Sengaja aku bikin dua bab part 14 ini.
***
Motor Abraham berikut mobil yang Gempa tumpangi tiba di depan rumah Gempi. Dari dalam mobil, mata Gempa terus berpusat pada sepupunya yang saat ini sedang turun. Terlihat dari posisinya, bibir Gempi lukiskan senyum manis yang selalu terjadi jika bersama Abraham.
Seketika muak bergelayut dalam benak. Satu helaan napas dihentakkan sebagai bentuk kekesalan yang bergerumul. Pandangan ia alihkan tatkala tangan Abraham ia lihat hendak menyentuh kepala perempuannya. Emosi negatif yang selalu menyertai selama di perjalanan, tumpah-ruah ketika mobil ini melewati Gempi dan Abraham.
Tepat ketika ia turun begitu sopir hentikan mobilnya di area teras, Gempi masuk disertai langkah lebar. Dari kelakuan Gempi saja Gempa sangat menyadari kalau perempuannya ini mau menghindar lagi.
Membiarkan Gempi terus menghindarinya sama saja menambah emosi negatif yang sudah tidak bisa lagi ia pertahankan.
"Ikut aku." Akhirnya lengan Gempi ia seret ke kamarnya. Begitu tiba di sama, segera ia putar kunci yang menggantung di sana, dan lempar kuncinya ke kolong ranjang.
"Apa lagi, sih?" Gempi hempaskan tangan Gempa, lantas menyorot sepupunya kesal.
Bulu halus di atas mata Gempa menukik tajam sebagaimana tikungan jalanan curam. "Aku mau kamu jangan deket-deket lagi sama Abraham."
Gempi terdiam beberapa saat sebelum ia semburkan tawa sarkas. "Ada hak lo larang-larang gue?"

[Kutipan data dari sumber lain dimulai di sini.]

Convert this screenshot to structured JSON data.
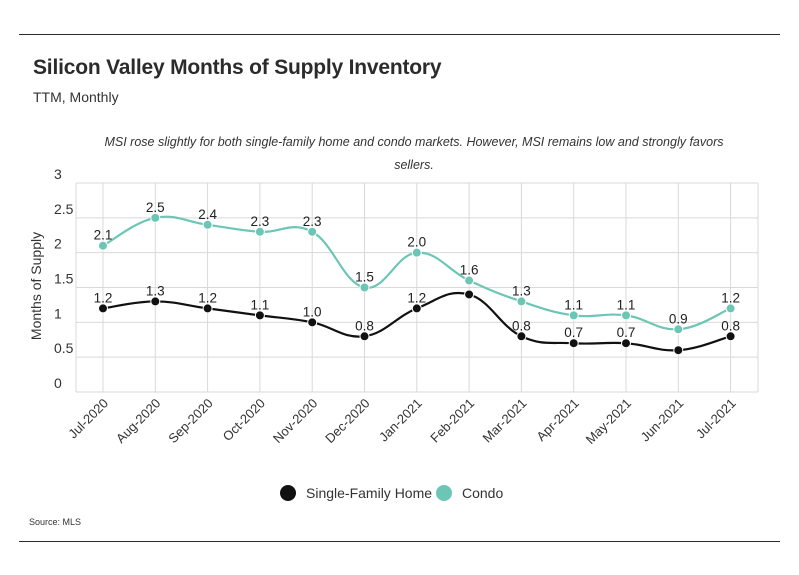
{
  "title": "Silicon Valley Months of Supply Inventory",
  "subtitle": "TTM, Monthly",
  "annotation": "MSI rose slightly for both single-family home and condo markets. However, MSI remains low and strongly favors sellers.",
  "source": "Source:  MLS",
  "chart_data": {
    "type": "line",
    "categories": [
      "Jul-2020",
      "Aug-2020",
      "Sep-2020",
      "Oct-2020",
      "Nov-2020",
      "Dec-2020",
      "Jan-2021",
      "Feb-2021",
      "Mar-2021",
      "Apr-2021",
      "May-2021",
      "Jun-2021",
      "Jul-2021"
    ],
    "series": [
      {
        "name": "Single-Family Home",
        "color": "#111111",
        "values": [
          1.2,
          1.3,
          1.2,
          1.1,
          1.0,
          0.8,
          1.2,
          1.4,
          0.8,
          0.7,
          0.7,
          0.6,
          0.8
        ],
        "labels": [
          "1.2",
          "1.3",
          "1.2",
          "1.1",
          "1.0",
          "0.8",
          "1.2",
          "",
          "0.8",
          "0.7",
          "0.7",
          "",
          "0.8"
        ]
      },
      {
        "name": "Condo",
        "color": "#6cc6b6",
        "values": [
          2.1,
          2.5,
          2.4,
          2.3,
          2.3,
          1.5,
          2.0,
          1.6,
          1.3,
          1.1,
          1.1,
          0.9,
          1.2
        ],
        "labels": [
          "2.1",
          "2.5",
          "2.4",
          "2.3",
          "2.3",
          "1.5",
          "2.0",
          "1.6",
          "1.3",
          "1.1",
          "1.1",
          "0.9",
          "1.2"
        ]
      }
    ],
    "ylabel": "Months of Supply",
    "ylim": [
      0,
      3
    ],
    "yticks": [
      "0",
      "0.5",
      "1",
      "1.5",
      "2",
      "2.5",
      "3"
    ],
    "grid": true,
    "legend": "bottom-center"
  }
}
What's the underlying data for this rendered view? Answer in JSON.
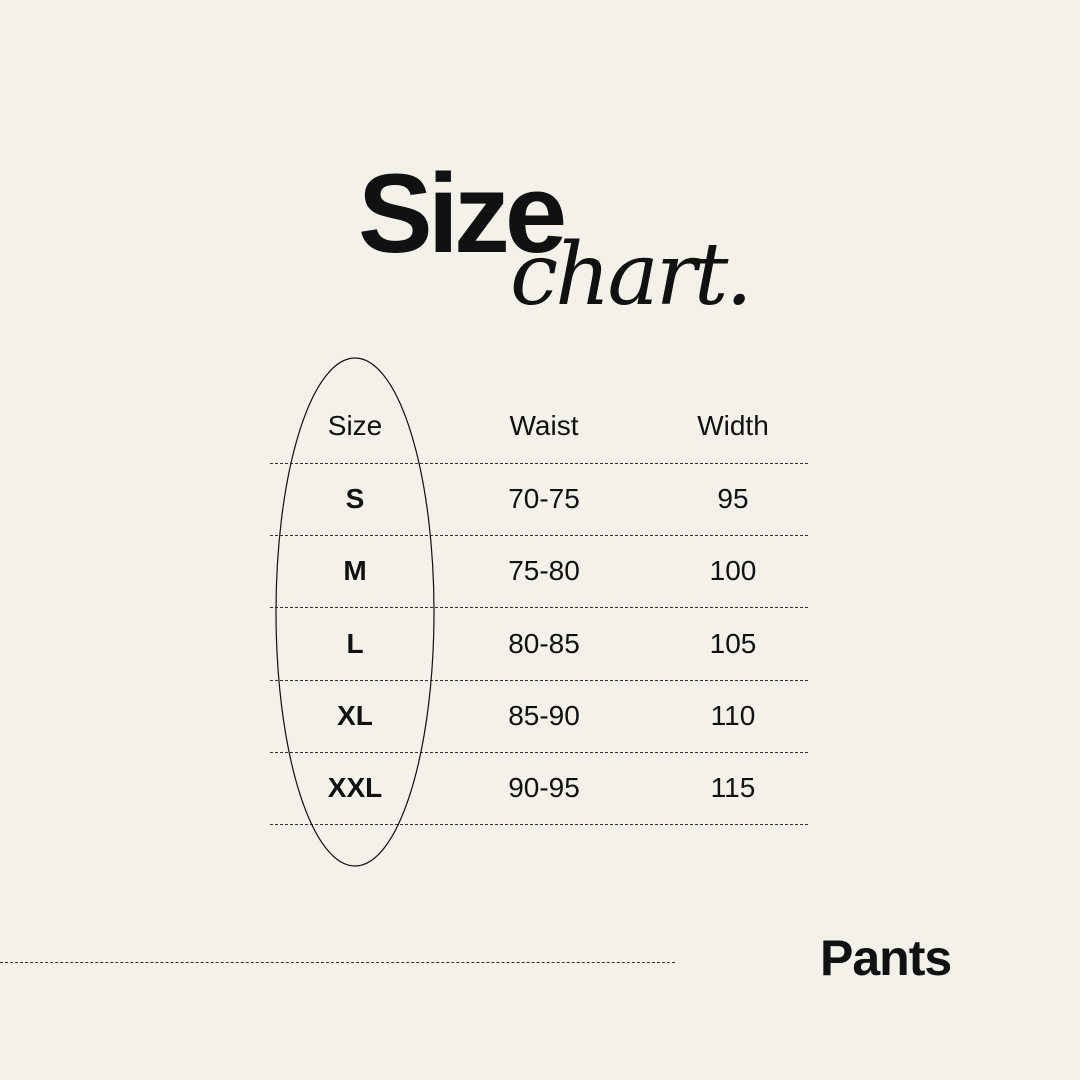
{
  "title": {
    "main": "Size",
    "script": "chart."
  },
  "table": {
    "headers": [
      "Size",
      "Waist",
      "Width"
    ],
    "rows": [
      [
        "S",
        "70-75",
        "95"
      ],
      [
        "M",
        "75-80",
        "100"
      ],
      [
        "L",
        "80-85",
        "105"
      ],
      [
        "XL",
        "85-90",
        "110"
      ],
      [
        "XXL",
        "90-95",
        "115"
      ]
    ]
  },
  "footer": {
    "label": "Pants"
  },
  "colors": {
    "background": "#f4f0ea",
    "text": "#111111"
  }
}
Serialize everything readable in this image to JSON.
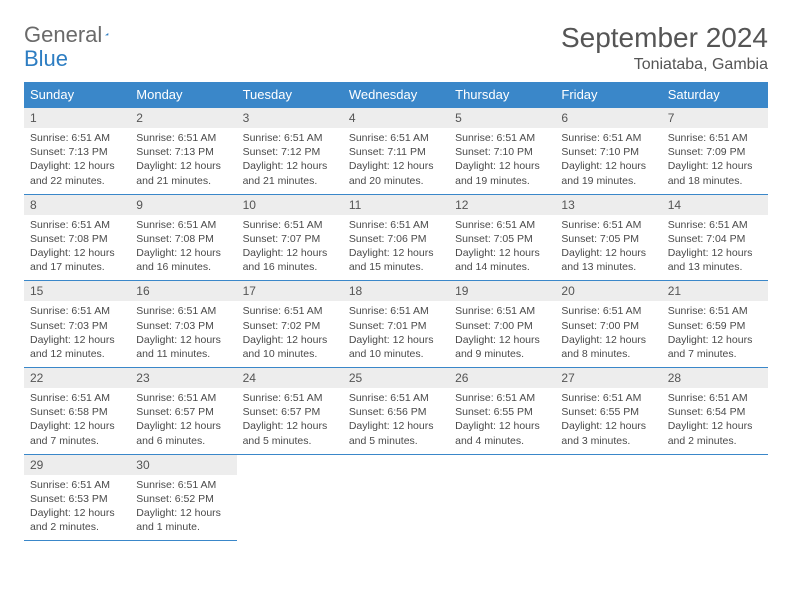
{
  "brand": {
    "part1": "General",
    "part2": "Blue"
  },
  "title": "September 2024",
  "location": "Toniataba, Gambia",
  "colors": {
    "header_bg": "#3a87c9",
    "header_text": "#ffffff",
    "daynum_bg": "#ededed",
    "row_border": "#3a87c9",
    "body_text": "#4a4a4a"
  },
  "typography": {
    "title_fontsize": 28,
    "location_fontsize": 16,
    "dayhead_fontsize": 13,
    "daynum_fontsize": 12,
    "body_fontsize": 10.5
  },
  "day_headers": [
    "Sunday",
    "Monday",
    "Tuesday",
    "Wednesday",
    "Thursday",
    "Friday",
    "Saturday"
  ],
  "weeks": [
    [
      {
        "n": "1",
        "sunrise": "Sunrise: 6:51 AM",
        "sunset": "Sunset: 7:13 PM",
        "daylight": "Daylight: 12 hours and 22 minutes."
      },
      {
        "n": "2",
        "sunrise": "Sunrise: 6:51 AM",
        "sunset": "Sunset: 7:13 PM",
        "daylight": "Daylight: 12 hours and 21 minutes."
      },
      {
        "n": "3",
        "sunrise": "Sunrise: 6:51 AM",
        "sunset": "Sunset: 7:12 PM",
        "daylight": "Daylight: 12 hours and 21 minutes."
      },
      {
        "n": "4",
        "sunrise": "Sunrise: 6:51 AM",
        "sunset": "Sunset: 7:11 PM",
        "daylight": "Daylight: 12 hours and 20 minutes."
      },
      {
        "n": "5",
        "sunrise": "Sunrise: 6:51 AM",
        "sunset": "Sunset: 7:10 PM",
        "daylight": "Daylight: 12 hours and 19 minutes."
      },
      {
        "n": "6",
        "sunrise": "Sunrise: 6:51 AM",
        "sunset": "Sunset: 7:10 PM",
        "daylight": "Daylight: 12 hours and 19 minutes."
      },
      {
        "n": "7",
        "sunrise": "Sunrise: 6:51 AM",
        "sunset": "Sunset: 7:09 PM",
        "daylight": "Daylight: 12 hours and 18 minutes."
      }
    ],
    [
      {
        "n": "8",
        "sunrise": "Sunrise: 6:51 AM",
        "sunset": "Sunset: 7:08 PM",
        "daylight": "Daylight: 12 hours and 17 minutes."
      },
      {
        "n": "9",
        "sunrise": "Sunrise: 6:51 AM",
        "sunset": "Sunset: 7:08 PM",
        "daylight": "Daylight: 12 hours and 16 minutes."
      },
      {
        "n": "10",
        "sunrise": "Sunrise: 6:51 AM",
        "sunset": "Sunset: 7:07 PM",
        "daylight": "Daylight: 12 hours and 16 minutes."
      },
      {
        "n": "11",
        "sunrise": "Sunrise: 6:51 AM",
        "sunset": "Sunset: 7:06 PM",
        "daylight": "Daylight: 12 hours and 15 minutes."
      },
      {
        "n": "12",
        "sunrise": "Sunrise: 6:51 AM",
        "sunset": "Sunset: 7:05 PM",
        "daylight": "Daylight: 12 hours and 14 minutes."
      },
      {
        "n": "13",
        "sunrise": "Sunrise: 6:51 AM",
        "sunset": "Sunset: 7:05 PM",
        "daylight": "Daylight: 12 hours and 13 minutes."
      },
      {
        "n": "14",
        "sunrise": "Sunrise: 6:51 AM",
        "sunset": "Sunset: 7:04 PM",
        "daylight": "Daylight: 12 hours and 13 minutes."
      }
    ],
    [
      {
        "n": "15",
        "sunrise": "Sunrise: 6:51 AM",
        "sunset": "Sunset: 7:03 PM",
        "daylight": "Daylight: 12 hours and 12 minutes."
      },
      {
        "n": "16",
        "sunrise": "Sunrise: 6:51 AM",
        "sunset": "Sunset: 7:03 PM",
        "daylight": "Daylight: 12 hours and 11 minutes."
      },
      {
        "n": "17",
        "sunrise": "Sunrise: 6:51 AM",
        "sunset": "Sunset: 7:02 PM",
        "daylight": "Daylight: 12 hours and 10 minutes."
      },
      {
        "n": "18",
        "sunrise": "Sunrise: 6:51 AM",
        "sunset": "Sunset: 7:01 PM",
        "daylight": "Daylight: 12 hours and 10 minutes."
      },
      {
        "n": "19",
        "sunrise": "Sunrise: 6:51 AM",
        "sunset": "Sunset: 7:00 PM",
        "daylight": "Daylight: 12 hours and 9 minutes."
      },
      {
        "n": "20",
        "sunrise": "Sunrise: 6:51 AM",
        "sunset": "Sunset: 7:00 PM",
        "daylight": "Daylight: 12 hours and 8 minutes."
      },
      {
        "n": "21",
        "sunrise": "Sunrise: 6:51 AM",
        "sunset": "Sunset: 6:59 PM",
        "daylight": "Daylight: 12 hours and 7 minutes."
      }
    ],
    [
      {
        "n": "22",
        "sunrise": "Sunrise: 6:51 AM",
        "sunset": "Sunset: 6:58 PM",
        "daylight": "Daylight: 12 hours and 7 minutes."
      },
      {
        "n": "23",
        "sunrise": "Sunrise: 6:51 AM",
        "sunset": "Sunset: 6:57 PM",
        "daylight": "Daylight: 12 hours and 6 minutes."
      },
      {
        "n": "24",
        "sunrise": "Sunrise: 6:51 AM",
        "sunset": "Sunset: 6:57 PM",
        "daylight": "Daylight: 12 hours and 5 minutes."
      },
      {
        "n": "25",
        "sunrise": "Sunrise: 6:51 AM",
        "sunset": "Sunset: 6:56 PM",
        "daylight": "Daylight: 12 hours and 5 minutes."
      },
      {
        "n": "26",
        "sunrise": "Sunrise: 6:51 AM",
        "sunset": "Sunset: 6:55 PM",
        "daylight": "Daylight: 12 hours and 4 minutes."
      },
      {
        "n": "27",
        "sunrise": "Sunrise: 6:51 AM",
        "sunset": "Sunset: 6:55 PM",
        "daylight": "Daylight: 12 hours and 3 minutes."
      },
      {
        "n": "28",
        "sunrise": "Sunrise: 6:51 AM",
        "sunset": "Sunset: 6:54 PM",
        "daylight": "Daylight: 12 hours and 2 minutes."
      }
    ],
    [
      {
        "n": "29",
        "sunrise": "Sunrise: 6:51 AM",
        "sunset": "Sunset: 6:53 PM",
        "daylight": "Daylight: 12 hours and 2 minutes."
      },
      {
        "n": "30",
        "sunrise": "Sunrise: 6:51 AM",
        "sunset": "Sunset: 6:52 PM",
        "daylight": "Daylight: 12 hours and 1 minute."
      },
      null,
      null,
      null,
      null,
      null
    ]
  ]
}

Emosi yang sudah tumpah-ruah semakin parah keadaannya. Seandainya kewarasan Gempa tertinggal di jalan tadi, akan Gempa lempar Gempi ke kasur lalu ia buat sepupunya menjerit frustrasi sebagai hukuman yang sangat ingin ia berikan.
"Kamu pacar ak—"
"Kita enggak pacaran, ya." Kalimat Gempi ditekankan sebagai penegasan. "Gue— sama lo itu cuma sepupu! Se ... pu ... pu." Untuk pusatkan penegasan, Gempi jinjitkan kakinya agar Gempa lihat air mukanya.
"Itu sebelum malam itu terjadi. Setelahnya, otomatis kamu milikku." Dinginnya angin malam di tengah gunung bersalju akan kalah dinginnya suara Gempa. Terasa menusuk dan mengintimidasi.
"Itu bagi lo! Bagi gue enggak!" Oktaf suara Gempi meninggi. "Gue anggep malam itu cuma one night stand aja. Jadi jangan lagi lo bilang gue pacar lo."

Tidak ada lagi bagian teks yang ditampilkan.